The Excavation

Joseph Roth

translated by Michael Hofmann

The summer lay there, waiting to finish. Autumn was when the strangers were expected, the hop merchants from Austria, Germany and England, the rich men off whom many people in our town made their livings.

The summer lay there, and it spawned various illnesses. People got belly-aches and died from eating rotten fruit, the water ran out in the wells, a couple of pine forests burned down, and the dry grass on the steppes caught alight. At night, the horizon was red, and there were acrid fumes in the air.

We kept getting new visitors to the morgue. The authorities announced that the water was dangerous. We drank hot tea, and avoided cherries, even sour cherries. The apples and pears were not yet ripe.

A lot of people went to the steam baths, to sweat out the poisons. Frau Bardach, the owner of the baths, was kept so busy that she fell ill. Another two weeks, then she was dead, and she was buried in the Jewish cemetery before her son could get there, her son out in the wide world who wrote to her a couple of times a year.

His uncle, Frau Bardach’s brother, was a rich timber merchant in Vienna. Wolf, his nephew, had crossed the border to join him when still a boy.

It was said he had become a great lawyer, a celebrated man. Everyone was eager to see him.

He came. He really was worth seeing. Could that gentleman really be a son of our town?

Wolf Bardach was not merely wide and fat, with glinting spectacles in the middle of his face, with a stiff grey hat perched on his head, with shiny red cheeks – Bardach also wore light check trousers. They were the first such trousers that had ever been seen in our town, not even the Count had such a pair.

Bardach inherited a large fortune. Steam baths are a good business. If Bardach had stayed to run his mother’s business, he would have made millions within a few years.

He had no shortage of advisers either. People who had known Wolf Bardach when he was a little boy came to him with propositions. Wolf Bardach was staying in a hotel, oh, what a hotel!
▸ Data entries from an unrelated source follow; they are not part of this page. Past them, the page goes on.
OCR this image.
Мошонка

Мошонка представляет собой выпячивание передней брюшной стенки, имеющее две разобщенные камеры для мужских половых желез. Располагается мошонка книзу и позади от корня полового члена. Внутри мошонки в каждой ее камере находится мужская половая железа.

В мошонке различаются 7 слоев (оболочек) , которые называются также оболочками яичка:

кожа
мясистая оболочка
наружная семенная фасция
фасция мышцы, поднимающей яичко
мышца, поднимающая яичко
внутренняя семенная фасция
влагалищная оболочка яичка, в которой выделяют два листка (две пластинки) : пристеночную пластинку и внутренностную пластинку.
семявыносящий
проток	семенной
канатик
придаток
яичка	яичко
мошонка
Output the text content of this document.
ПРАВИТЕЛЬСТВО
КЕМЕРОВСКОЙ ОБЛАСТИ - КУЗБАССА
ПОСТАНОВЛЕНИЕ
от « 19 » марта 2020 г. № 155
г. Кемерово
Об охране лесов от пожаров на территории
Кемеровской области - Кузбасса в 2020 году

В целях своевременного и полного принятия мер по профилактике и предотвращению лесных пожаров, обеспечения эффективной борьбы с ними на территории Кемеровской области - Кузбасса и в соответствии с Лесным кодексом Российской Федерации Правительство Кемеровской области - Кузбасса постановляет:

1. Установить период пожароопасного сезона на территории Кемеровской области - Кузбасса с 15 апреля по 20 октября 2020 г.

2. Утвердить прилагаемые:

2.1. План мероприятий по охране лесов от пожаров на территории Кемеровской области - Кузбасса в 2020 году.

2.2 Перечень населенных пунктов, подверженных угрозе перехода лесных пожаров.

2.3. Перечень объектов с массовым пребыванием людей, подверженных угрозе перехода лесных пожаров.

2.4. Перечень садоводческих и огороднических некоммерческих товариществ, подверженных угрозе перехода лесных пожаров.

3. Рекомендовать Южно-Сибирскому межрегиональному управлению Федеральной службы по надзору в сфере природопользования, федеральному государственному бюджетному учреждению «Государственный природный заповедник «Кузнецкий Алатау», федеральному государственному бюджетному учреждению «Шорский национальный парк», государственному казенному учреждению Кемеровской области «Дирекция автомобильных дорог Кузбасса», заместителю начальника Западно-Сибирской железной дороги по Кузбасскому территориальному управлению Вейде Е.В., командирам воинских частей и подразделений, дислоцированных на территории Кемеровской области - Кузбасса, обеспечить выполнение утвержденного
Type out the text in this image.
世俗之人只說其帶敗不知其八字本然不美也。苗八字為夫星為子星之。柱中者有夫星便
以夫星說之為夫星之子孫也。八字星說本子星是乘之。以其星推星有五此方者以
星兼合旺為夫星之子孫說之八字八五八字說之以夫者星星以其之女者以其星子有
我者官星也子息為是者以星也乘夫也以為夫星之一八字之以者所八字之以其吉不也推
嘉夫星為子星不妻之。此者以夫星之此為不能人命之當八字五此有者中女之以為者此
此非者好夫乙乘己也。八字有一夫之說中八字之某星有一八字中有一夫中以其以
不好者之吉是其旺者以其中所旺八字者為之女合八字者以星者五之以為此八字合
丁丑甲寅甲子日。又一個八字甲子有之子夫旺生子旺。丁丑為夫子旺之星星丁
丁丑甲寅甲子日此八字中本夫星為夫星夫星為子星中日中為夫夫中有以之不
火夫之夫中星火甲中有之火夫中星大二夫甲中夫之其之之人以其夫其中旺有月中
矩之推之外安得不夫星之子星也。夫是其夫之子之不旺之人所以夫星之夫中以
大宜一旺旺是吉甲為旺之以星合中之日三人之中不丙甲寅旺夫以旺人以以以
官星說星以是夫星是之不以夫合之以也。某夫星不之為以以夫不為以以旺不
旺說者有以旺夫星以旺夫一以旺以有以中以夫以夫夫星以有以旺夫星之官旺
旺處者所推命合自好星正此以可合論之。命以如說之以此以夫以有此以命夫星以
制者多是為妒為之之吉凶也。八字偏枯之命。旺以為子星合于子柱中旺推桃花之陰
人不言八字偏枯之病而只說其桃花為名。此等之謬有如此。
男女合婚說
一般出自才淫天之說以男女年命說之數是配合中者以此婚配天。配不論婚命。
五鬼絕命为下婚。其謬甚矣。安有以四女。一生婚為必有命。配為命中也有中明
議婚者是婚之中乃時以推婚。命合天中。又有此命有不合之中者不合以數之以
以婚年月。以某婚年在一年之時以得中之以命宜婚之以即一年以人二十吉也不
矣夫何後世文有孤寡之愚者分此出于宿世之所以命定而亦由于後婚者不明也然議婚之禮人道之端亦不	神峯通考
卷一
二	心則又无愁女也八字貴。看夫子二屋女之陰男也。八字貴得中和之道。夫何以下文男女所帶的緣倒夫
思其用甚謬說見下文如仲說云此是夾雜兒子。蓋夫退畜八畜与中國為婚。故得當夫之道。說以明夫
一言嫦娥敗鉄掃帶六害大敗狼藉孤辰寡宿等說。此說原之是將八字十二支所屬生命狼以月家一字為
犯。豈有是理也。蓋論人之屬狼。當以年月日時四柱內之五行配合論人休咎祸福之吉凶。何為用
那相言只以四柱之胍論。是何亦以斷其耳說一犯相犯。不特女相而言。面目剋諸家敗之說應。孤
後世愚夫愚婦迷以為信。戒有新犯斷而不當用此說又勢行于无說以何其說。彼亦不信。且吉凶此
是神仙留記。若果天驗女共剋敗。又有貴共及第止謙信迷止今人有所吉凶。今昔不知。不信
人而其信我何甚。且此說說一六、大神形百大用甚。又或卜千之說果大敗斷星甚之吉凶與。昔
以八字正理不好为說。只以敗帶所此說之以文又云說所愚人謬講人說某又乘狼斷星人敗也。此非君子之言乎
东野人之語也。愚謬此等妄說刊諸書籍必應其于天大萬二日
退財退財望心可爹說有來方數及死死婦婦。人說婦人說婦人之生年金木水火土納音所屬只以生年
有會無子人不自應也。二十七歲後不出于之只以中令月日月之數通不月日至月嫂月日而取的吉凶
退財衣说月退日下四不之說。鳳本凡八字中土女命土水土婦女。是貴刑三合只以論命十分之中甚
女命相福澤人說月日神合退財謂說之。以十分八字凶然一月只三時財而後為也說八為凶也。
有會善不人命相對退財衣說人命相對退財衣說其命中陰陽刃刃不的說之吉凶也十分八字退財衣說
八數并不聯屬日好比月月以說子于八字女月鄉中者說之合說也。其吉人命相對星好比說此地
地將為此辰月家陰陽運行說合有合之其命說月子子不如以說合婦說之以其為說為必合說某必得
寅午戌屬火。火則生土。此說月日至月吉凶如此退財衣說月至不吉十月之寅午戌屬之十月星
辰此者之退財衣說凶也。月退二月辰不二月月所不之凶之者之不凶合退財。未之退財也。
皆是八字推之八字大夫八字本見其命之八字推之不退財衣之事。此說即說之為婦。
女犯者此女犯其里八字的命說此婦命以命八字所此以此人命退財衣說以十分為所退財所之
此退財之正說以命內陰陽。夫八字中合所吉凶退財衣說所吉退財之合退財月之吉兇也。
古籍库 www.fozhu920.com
Because of course we had a hotel, it stood at the end of the street that led to the station. A simple little house, with a bar in the middle, and a ridiculous sign over the door. It showed a fat knight, holding a beer tankard aloft in his right hand, while his armour vainly strove to restrain his bulging gut.

The hotel had no more than three rooms. Each of the rooms was heated by a bad stove. None of the rooms had a bed with a mattress in it. All the beds had straw sacks.

There will have been vermin as well. It was known as The Cockroach Arms. In fact, the hotel was called The Drunken Bear. That was where the great lawyer Wolf Bardach stayed, the famous man, the man in light check trousers.

He took all three rooms for himself. There was nowhere left for any other visitors. Even rich people who came to our town were forced to stay with our two bakers, who let out their beds at night, while they did their baking.

It was probably the pitiful condition of the tourist facilities in our town that persuaded the attorney to build a new hotel.

He decided to build a hotel along American lines. He wanted a hotel such as you might have found in New York City.

Wolf Bardach sold the steam baths and his mother’s house. He bought five little houses, and had them torn down.

It wasn’t just the houses themselves that cost money. The demolition cost as well. Because on average three families lived in each of the five houses, and because each family had lots of children, Herr Bardach had to build tenements to rehouse all these homeless people.

So there was work in our town. The oldest men, men with white beards, men you would have called on at most to fix your stove in winter, now clambered up and down scaffolding poles. They were like bearded weasels.

I too found work. I had a notebook, and wrote down metres and centimetres and kept a tally of planks, posts and bricks.

I wasn’t the only one either. There were other intelligent young men with notebooks with me.

We were indispensable.

The hotel was to be five storeys high. It was the tallest building anywhere within ten miles.